I’m working through a tutorial on transformers (Tutorial 6: Transformers and Multi-Head Attention — UvA DL Notebooks v1.2 documentation) and I came across this block of code about positional encoding.

class PositionalEncoding(nn.Module):

def __init__(self, d_model, max_len=5000):
    """
    Inputs
        d_model - Hidden dimensionality of the input.
        max_len - Maximum length of a sequence to expect.
    """
    super().__init__()

    # Create matrix of [SeqLen, HiddenDim] representing the positional encoding for max_len inputs
    pe = torch.zeros(max_len, d_model)
    position = torch.arange(0, max_len, dtype=torch.float).unsqueeze(1)
    div_term = torch.exp(torch.arange(0, d_model, 2).float() * (-math.log(10000.0) / d_model))
    pe[:, 0::2] = torch.sin(position * div_term)
    pe[:, 1::2] = torch.cos(position * div_term)
    pe = pe.unsqueeze(0)

    # register_buffer => Tensor which is not a parameter, but should be part of the modules state.
    # Used for tensors that need to be on the same device as the module.
    # persistent=False tells PyTorch to not add the buffer to the state dict (e.g. when we save the model)
    self.register_buffer('pe', pe, persistent=False)

def forward(self, x):
    x = x + self.pe[:, :x.size(1)]
    return x

I haven’t understood what the register_buffer does, would someone be able to explain it in an easier way? I get that it’s saved alongside model parameters but isn’t included in gradient calculations - so what’s the difference between this and just setting the requires_grad to be False?

4 Likes

I think this answer can help you.

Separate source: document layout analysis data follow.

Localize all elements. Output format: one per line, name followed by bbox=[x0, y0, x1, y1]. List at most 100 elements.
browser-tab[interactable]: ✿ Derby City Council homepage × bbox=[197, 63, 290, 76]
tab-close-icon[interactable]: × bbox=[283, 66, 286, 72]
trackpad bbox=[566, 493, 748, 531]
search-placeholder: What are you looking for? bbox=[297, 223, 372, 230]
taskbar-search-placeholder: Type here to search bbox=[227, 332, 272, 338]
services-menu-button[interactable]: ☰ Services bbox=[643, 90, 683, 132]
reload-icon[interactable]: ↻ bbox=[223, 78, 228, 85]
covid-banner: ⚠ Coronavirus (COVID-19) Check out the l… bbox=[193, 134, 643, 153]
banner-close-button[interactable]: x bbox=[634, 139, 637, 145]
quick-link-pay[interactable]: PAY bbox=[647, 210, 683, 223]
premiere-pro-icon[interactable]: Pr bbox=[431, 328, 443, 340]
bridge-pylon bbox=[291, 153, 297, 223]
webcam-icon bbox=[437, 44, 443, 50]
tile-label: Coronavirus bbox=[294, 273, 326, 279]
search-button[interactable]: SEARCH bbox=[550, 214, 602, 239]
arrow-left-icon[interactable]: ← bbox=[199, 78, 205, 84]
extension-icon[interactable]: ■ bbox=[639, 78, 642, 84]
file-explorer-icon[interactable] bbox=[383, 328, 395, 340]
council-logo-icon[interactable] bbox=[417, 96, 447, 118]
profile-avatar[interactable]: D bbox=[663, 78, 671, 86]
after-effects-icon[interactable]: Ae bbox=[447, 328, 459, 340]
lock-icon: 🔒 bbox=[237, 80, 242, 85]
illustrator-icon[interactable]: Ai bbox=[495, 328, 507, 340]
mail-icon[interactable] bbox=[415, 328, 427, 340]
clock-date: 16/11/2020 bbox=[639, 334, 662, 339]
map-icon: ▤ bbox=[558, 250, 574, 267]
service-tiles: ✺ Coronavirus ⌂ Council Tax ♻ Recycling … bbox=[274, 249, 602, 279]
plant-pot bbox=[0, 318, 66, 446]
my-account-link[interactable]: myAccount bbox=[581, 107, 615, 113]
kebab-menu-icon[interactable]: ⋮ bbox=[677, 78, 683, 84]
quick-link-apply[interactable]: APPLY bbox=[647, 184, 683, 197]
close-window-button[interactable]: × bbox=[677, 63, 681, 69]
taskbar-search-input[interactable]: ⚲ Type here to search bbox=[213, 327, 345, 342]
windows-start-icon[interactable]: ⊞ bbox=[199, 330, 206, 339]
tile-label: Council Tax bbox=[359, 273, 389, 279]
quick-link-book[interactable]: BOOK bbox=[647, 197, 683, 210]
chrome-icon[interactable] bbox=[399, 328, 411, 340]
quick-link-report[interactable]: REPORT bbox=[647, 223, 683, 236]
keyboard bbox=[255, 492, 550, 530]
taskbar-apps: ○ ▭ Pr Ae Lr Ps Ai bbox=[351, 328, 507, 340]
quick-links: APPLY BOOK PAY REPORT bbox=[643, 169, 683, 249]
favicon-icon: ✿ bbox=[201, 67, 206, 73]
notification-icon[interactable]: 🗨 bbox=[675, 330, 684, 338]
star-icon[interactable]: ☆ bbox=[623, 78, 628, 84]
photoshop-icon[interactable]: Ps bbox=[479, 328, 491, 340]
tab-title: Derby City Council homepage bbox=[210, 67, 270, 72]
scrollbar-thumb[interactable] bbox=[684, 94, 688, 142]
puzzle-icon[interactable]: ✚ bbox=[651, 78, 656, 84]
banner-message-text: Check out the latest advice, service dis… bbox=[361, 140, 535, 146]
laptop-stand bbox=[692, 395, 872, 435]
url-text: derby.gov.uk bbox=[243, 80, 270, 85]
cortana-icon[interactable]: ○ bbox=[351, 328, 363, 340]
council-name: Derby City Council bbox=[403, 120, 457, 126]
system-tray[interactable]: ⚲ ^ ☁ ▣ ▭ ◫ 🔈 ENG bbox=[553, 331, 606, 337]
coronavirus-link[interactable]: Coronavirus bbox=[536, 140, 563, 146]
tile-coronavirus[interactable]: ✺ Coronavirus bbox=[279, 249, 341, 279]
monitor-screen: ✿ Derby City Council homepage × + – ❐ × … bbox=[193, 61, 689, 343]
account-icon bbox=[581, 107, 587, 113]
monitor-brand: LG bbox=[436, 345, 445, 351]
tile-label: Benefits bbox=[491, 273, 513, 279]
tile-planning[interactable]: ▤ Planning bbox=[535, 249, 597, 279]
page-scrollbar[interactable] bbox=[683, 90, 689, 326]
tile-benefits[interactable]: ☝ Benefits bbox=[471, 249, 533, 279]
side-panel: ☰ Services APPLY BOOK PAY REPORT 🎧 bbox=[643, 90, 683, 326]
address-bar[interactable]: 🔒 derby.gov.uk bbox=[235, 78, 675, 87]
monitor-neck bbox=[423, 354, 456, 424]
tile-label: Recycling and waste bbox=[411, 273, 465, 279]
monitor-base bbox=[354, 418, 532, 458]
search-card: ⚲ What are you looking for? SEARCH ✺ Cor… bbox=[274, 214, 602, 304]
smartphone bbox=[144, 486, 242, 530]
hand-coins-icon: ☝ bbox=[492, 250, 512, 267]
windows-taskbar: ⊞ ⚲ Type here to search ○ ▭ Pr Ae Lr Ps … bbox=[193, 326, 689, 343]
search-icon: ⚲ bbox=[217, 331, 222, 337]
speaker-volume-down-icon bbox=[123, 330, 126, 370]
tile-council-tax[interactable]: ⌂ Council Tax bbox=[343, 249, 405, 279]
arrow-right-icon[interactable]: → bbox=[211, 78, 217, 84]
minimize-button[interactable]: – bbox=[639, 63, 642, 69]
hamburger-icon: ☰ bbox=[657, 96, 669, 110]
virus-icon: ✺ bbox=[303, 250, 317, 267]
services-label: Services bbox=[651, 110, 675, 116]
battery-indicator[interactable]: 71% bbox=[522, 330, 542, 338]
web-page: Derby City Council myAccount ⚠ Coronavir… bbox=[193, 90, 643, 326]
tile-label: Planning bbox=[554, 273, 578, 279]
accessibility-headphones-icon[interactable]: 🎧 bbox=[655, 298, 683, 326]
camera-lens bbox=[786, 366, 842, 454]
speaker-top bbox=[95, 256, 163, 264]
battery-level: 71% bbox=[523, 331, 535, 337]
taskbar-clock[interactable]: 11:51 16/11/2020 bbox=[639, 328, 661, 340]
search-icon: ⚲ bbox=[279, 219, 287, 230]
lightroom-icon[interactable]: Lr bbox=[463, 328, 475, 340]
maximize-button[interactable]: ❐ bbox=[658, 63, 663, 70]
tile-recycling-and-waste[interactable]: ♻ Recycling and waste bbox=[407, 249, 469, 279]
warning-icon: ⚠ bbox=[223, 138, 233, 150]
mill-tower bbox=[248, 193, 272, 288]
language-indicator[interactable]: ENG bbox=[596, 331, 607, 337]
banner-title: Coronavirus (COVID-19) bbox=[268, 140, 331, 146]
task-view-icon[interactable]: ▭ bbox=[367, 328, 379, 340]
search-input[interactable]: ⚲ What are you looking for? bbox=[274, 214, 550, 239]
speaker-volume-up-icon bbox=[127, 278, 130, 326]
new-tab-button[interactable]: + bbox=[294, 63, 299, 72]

Also, another one

3 Likes

register_buffer is used to store the positional encodings in state_dict() and also when you call model.cuda(), the positional encodings will move alongside the learnable parameters to the new device. keep in mind that when calling model.cuda() or model.to(device), it moves buffers and nn.Parameters and here we need “PE” encodings to compute positional encodings, so we have to register it as a buffer in order to be transferred.